Though presented in the cheerful manner of a travel diary, the work was inspired by the Sept. 11 attacks on the World Trade Center in New York. Held over in the US on his trip after the attacks, he passed time watching TV and wondering "did the twin towers really collapse? Is it some special effect like in a Hollywood movie?" Chung told the Taipei Times in a phone interview.

Chung began thinking that "what you see with your eyes at the moment might be false, and what you have always kept in your memory might never have happened," he said. "If the line between the real and the unreal can be thus blurred, why not create the reality that I travelled around the world in my Mini? This can be a way to solve the regret that there are things you cannot take with you when you go somewhere."
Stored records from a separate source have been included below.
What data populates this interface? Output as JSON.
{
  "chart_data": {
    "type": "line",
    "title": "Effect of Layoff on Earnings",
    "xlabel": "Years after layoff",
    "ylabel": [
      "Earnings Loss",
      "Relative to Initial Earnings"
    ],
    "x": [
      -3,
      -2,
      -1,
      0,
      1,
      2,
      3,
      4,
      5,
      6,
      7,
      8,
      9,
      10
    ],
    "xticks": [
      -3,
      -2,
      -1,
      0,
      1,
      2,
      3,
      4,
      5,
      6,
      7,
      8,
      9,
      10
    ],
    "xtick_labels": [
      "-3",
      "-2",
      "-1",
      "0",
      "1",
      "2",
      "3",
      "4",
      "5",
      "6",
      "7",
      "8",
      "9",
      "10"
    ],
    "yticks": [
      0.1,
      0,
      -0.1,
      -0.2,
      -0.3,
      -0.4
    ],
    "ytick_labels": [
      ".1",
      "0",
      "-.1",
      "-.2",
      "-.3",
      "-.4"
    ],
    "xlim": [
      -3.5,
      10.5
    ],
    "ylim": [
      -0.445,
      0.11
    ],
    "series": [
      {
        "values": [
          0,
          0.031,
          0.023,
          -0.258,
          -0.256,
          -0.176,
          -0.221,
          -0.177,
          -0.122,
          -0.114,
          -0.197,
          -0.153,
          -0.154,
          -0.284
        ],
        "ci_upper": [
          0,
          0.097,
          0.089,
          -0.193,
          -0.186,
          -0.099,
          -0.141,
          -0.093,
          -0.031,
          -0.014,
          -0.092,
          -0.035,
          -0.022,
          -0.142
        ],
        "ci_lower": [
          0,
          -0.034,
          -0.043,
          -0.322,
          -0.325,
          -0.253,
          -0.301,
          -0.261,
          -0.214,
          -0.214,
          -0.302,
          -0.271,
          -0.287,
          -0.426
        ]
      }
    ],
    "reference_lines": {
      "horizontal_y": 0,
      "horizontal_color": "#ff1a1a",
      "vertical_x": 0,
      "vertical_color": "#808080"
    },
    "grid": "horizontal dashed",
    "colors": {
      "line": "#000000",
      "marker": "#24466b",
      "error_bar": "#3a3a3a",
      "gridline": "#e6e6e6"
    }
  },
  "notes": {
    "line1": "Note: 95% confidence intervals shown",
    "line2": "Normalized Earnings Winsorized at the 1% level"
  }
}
Another interesting work is Dawn Chen-ping's (董振平) Three of a Kind (++=1) that surprises viewers in TFAM's restrooms. Since winning the gold medal in the print category at the first biennial, Dawn has expanded his portfolio into the third dimension. Visitors to the male or female rest rooms will find themselves "turning holy" when they look at their own reflection in the mirror, which Dawn has made part of his work. Icons combining the head of Jesus, the torso and hand of the Sakyamuni Buddha, and Dawn's own face are outlined on the mirror.

Under the sink, he placed a head of the devil among stalactites hanging from the underside of the sink. In this way, a small universe is built up in a private space. By using the sink, one not only gives flesh to holy images but water to the devil's land as well.